- 1 1/2 cups plus 1 tablespoon skim milk
- 1 tablespoon plus 1 teaspoon egg, beaten
- 1 cup unbleached bread flour, King Arthur brand
- 1/4 teaspoon salt
Sift the flour and salt together. Do not use skim milk prepared from a dry mix. Whole or 2% milk work just fine; however, if you use whole milk, you will need to add one to two additional tablespoons to the amount specified for the skim milk. If you double the recipe, you can use 1 whole large size egg. Beat the egg and then add to the milk. Stir slowly a couple times with a spoon; however, do not try to mix well.Add the flour mixture to a bowl and then add 1/2 of the milk mixture. Mix well with a wire whisk. Add 1/3 at a time of the remaining milk mixture, mixing well each time before adding the additional milk. Run through a wire sieve if necessary to eliminate lumps. Pour the batter into a sealable pitcher or 4-cornered sealable plastic container. A large heavy weight skillet with a low edge and a nonstick surface is best. Preheat for around 8 minutes over the largest burner if you have an electric stove. Preheat at the same setting that you will be cooking the pancakes at. A heat setting of 6 out of 9 works well with some stoves. A pancake should be finished in 1 minute and 35 seconds. Increase or decrease the heat setting as needed.
Pour the pancake batter to 2/3 to 3/4 of the desired finished size of the pancake. Pick up the pan immediately after pouring the batter and tilt it so that the batter spreads and flows to the full intended size. If the batter is fairly thick, do not be afraid to tilt the pan almost vertically, if needed, to get the batter to spread out quickly. Immediately tilt the pan in the opposite direction that you just tilted it, to even out the depth of the batter. You will probably need to tilt the pan in several different directions to even out the shape and depth of the pancake.
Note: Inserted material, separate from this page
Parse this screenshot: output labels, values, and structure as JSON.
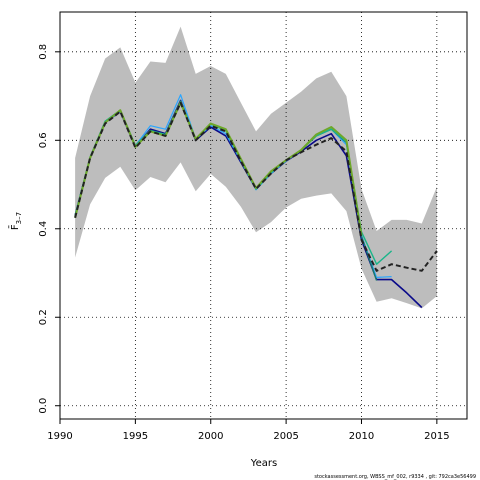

The first side of the pancake should be fried for about 50 to 55 seconds before flipping. The second side, after it has been fried, will have a very different appearance than the first side. A sign of a batter that is thin enough and has been spread out well by tilting the pan is that you may see the edge of the pancake loosen and rise up in several spots to create ruffles near the end of the frying time.
If using syrup as a topping, the pancake can be folded twice. For a nutty version, try spreading margarine and then honey over the entire pancake. Then add finely chopped pecans or English walnuts on 1/2 of the pancake before making the first fold. Rose's Lime Fine Cut Marmalade is my favorite spread. A thin layer of warmed and softened Philadelphia cream cheese alone or with an additional thin layer of jelly or jam over the top makes a great topping. Cream cheese and raspberry jam are a good combination.
2 servings, makes 6 pancakes that are 7 inches in diameter.